[linux-cifs-client] Re: suse vs fedora (mount -t cifs)

Valent Turkovic valent.turkovic at gmail.com
Wed Sep 20 19:20:14 GMT 2006


Seams Fedora has some other mechanism, because there aren't there
files/folders you talk about.

# ls -al /proc/fs/
total 0
dr-xr-xr-x   4 root root 0 Sep 20 21:17 .
dr-xr-xr-x 155 root root 0 Sep 20 09:37 ..
dr-xr-xr-x   2 root root 0 Sep 20 21:17 nfsd
dr-xr-xr-x   2 root root 0 Sep 20 21:17 xfs

Do you have any other ideas maby? I would be really grateful if I
would resolve this issue with mounting in Fedora.

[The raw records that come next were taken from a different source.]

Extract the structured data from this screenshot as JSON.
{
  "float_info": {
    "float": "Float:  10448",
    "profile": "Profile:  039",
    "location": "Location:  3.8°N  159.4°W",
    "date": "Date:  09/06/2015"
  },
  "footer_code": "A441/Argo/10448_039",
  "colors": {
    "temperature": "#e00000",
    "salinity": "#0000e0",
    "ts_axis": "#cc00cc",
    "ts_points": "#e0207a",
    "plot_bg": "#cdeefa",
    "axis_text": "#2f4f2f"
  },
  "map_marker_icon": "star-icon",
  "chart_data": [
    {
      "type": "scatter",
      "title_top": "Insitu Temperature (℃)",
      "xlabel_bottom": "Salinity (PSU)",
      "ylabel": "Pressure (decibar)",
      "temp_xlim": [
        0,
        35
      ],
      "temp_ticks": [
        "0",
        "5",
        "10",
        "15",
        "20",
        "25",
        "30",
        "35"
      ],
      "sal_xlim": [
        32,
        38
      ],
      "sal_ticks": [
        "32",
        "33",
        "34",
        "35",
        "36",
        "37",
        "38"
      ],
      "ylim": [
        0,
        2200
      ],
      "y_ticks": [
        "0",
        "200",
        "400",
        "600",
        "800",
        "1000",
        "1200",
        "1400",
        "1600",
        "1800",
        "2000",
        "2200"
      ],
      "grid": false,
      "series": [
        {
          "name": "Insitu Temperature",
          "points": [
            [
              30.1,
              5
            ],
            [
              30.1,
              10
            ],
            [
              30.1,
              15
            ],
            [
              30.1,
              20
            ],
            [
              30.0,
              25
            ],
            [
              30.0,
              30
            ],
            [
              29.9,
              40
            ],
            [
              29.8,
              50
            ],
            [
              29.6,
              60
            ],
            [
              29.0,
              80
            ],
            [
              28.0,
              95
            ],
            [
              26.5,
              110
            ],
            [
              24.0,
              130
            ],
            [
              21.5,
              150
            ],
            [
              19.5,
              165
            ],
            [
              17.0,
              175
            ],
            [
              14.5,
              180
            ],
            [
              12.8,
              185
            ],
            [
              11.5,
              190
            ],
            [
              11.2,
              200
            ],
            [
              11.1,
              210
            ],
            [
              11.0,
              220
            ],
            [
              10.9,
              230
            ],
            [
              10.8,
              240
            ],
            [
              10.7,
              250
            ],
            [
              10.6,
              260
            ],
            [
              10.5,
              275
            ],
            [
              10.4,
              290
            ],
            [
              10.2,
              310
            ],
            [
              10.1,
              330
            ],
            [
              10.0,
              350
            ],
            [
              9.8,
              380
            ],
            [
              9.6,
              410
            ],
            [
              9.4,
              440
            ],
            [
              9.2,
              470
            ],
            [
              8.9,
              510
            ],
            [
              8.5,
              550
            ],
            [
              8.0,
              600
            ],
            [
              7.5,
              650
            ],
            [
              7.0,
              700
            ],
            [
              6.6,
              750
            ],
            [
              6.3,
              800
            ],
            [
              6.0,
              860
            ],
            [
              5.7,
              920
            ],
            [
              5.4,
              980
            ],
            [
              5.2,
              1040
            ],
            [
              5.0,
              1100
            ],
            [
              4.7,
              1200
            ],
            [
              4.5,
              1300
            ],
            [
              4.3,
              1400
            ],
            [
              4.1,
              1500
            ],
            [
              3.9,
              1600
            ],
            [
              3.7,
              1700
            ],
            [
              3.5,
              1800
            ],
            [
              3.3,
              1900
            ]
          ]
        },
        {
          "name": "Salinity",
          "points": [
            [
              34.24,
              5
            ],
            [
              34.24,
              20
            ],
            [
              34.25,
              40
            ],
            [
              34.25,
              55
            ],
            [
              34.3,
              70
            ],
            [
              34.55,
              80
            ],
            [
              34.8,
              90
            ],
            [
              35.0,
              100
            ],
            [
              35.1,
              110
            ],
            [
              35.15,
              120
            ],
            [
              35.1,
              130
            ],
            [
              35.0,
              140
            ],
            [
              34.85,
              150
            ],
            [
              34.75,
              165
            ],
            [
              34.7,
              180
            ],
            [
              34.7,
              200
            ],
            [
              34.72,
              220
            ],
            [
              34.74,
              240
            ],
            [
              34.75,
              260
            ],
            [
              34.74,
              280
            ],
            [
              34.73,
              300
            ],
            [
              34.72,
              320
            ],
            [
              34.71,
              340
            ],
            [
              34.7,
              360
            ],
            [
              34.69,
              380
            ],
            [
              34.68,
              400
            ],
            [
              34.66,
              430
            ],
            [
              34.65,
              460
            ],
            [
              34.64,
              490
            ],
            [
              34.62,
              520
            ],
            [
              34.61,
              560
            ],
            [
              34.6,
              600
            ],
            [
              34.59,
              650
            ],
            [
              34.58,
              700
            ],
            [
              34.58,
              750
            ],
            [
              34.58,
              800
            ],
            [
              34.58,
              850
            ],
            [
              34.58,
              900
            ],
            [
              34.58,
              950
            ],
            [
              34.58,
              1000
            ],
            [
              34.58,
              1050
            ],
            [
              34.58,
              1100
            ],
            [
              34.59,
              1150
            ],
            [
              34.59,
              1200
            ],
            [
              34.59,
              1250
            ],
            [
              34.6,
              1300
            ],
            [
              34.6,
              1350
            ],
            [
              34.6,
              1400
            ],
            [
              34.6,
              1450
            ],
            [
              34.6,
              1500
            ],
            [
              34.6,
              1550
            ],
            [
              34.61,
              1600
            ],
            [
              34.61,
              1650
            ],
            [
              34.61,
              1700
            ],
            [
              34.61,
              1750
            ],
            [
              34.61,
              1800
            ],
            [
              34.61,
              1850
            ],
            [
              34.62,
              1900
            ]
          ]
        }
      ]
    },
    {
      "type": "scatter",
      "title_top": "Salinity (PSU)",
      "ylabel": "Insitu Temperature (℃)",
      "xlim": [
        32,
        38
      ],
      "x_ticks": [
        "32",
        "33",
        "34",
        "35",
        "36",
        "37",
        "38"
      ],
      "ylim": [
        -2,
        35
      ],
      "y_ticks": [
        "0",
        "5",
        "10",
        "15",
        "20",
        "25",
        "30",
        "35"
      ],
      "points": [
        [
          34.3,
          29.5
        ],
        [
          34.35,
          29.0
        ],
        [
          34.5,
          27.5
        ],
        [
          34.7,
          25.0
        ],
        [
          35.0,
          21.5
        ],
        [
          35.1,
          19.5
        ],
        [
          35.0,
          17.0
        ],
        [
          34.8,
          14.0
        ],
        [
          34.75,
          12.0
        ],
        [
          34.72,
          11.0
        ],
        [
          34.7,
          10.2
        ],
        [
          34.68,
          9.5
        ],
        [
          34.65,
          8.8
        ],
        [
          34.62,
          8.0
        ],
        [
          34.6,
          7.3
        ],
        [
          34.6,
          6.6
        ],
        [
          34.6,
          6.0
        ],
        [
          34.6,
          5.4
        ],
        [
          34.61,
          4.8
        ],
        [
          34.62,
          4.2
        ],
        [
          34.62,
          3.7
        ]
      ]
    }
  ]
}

Thank you once more for your effort.

On 9/19/06, Steve French (smfltc) <smfltc at us.ibm.com> wrote:
>
> >I want to mount samba share //10.0.0.1/test to local machine /test and
> >I want the owner of /test to be user "pero".
> >
> >On Suse I did it like this:
> >smbmount //10.0.0.1/test /test -o username=pero,uid=pero,gid=pero
> >
> >fedora doesn't use smbmount so I tried "mount -t cifs" as suggested:
> >
> >mount -t cifs //10.0.0.1/test /test -o username=pero,uid=pero,gid=pero
> >
> >but when I do 'ls -al /" I see that owner is not set as I wish it
> >(owner and group should be "pero").
> >
> >How do I mount samba share with "pero" user as owner of mounted share ?
> >
> >
> CIFS  supports the Unix extensions to CIFS so will attempt to use the
> uid/gid on files returned from
> the server, if the server (such as Samba) negotiates support for the
> CIFS Unix Extensions.
> If you want cifs to use a particular uid/gid for all files on the mount,
> then you must disable the
> Unix Extensions (you can turn them on again before the mount to the next
> server if you want).
>     "echo 0 > /proc/fs/cifs/LinuxExtensionsEnabled"
> then umount/mount.
>
> If the server is Windows or NetApp (rather than e.g. Samba) ie does not
> support the
> Unix extensions then what you already tried should work (you might try
> specifying the uid/gid
> numerically - you might have an older mount.cifs before support for
> specifying uid/gid
> by username was added).
>
> For both SuSE and RedHat you will probably find cifs more
> functional/stable than smbfs but there
> are a few exceptions (Kerberos support) which we are working.